L’artiste français, qui a remporté le prix de la révélation masculine aux Victoires de la Musique 2021, sort ce 31 mai un troisième album intitulé « adrénaline » aux influences très anglaises.
Hervé et l’Angleterre, une histoire musicale qui dure depuis presque 10 ans ? Oui. Car à ses débuts, en 2015, le Français est dans un groupe avec un pote anglais, Dennis. Le projet électro s’intitule Postaal, les deux garçons vivent entre Paris et Londres et une petite hype se forme autour du groupe.
Neuf ans plus tard, on retrouve Hervé avec un troisième album solo. De la bière a donc coulé sous les pubs. Mais par contre, le Royaume-Uni fait toujours partie de sa vie, de son histoire. La preuve : l’album adrénaline a été enregistré dans la ville de Brixham, dans le sud de l’Angleterre. Avec des groupes comme Pulp, T-Rex, New Order, Primal Scream ou encore Sleaford Mods dans les écouteurs.
Hervé comme Victoires
Comme de nombreux gamins, Hervé voulait devenir footballeur professionnel.
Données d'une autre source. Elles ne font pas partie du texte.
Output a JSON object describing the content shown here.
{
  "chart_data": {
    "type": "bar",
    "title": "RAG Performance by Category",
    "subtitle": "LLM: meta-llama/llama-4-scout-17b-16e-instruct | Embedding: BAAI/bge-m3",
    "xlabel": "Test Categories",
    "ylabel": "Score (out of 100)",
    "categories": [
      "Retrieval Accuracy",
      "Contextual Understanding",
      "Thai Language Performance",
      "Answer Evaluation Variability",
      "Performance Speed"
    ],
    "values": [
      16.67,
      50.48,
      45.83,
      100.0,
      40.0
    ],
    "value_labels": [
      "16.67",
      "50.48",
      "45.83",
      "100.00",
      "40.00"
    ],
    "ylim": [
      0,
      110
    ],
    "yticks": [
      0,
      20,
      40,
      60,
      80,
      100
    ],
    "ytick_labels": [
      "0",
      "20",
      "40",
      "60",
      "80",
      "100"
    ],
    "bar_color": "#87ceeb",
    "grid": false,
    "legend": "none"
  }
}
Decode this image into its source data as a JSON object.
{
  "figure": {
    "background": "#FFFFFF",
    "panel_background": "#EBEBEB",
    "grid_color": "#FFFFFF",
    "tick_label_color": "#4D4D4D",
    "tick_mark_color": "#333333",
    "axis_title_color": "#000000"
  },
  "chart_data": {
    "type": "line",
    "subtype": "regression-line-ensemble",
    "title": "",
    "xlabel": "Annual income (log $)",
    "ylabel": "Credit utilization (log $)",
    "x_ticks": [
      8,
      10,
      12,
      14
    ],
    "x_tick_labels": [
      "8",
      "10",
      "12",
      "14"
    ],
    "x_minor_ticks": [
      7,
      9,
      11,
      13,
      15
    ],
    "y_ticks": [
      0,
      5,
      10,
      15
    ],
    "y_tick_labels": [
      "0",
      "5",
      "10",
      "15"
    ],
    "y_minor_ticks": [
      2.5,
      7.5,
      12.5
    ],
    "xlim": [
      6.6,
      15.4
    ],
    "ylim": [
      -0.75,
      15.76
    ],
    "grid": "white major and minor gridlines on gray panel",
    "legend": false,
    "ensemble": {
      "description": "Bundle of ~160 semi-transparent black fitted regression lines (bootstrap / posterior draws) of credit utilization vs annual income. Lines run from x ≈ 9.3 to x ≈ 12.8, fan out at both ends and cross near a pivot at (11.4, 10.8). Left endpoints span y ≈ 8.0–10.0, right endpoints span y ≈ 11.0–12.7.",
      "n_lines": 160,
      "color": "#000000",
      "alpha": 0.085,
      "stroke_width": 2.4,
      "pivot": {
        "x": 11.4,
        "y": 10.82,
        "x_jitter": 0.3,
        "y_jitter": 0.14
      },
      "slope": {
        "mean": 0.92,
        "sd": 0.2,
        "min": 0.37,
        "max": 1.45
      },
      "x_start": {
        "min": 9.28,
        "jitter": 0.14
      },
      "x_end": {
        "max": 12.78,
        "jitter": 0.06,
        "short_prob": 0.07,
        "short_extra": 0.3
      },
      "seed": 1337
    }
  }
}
Mais le Français, qui a grandi à Fontenay-le-Fleury (entre Versailles et Trappes), découvre un jour le piano. Il y a un premier essai vers l’âge de 12, mais il n’arrive pas à comprendre la logique de cet instrument. Il retourne sur les terrains de foot puis remet ses doigts sur un piano quatre ans plus tard. Il apprend alors ses premiers accords et commence à composer ses propres mélodies. Hervé écoute alors autant Higelin et Bashung que les Daft Punk ou le 113. En 2015, après avoir enchaîné les petits boulots, il lance le projet Postaal. Ce sont les premières scènes, les premières interviews, les premiers pas.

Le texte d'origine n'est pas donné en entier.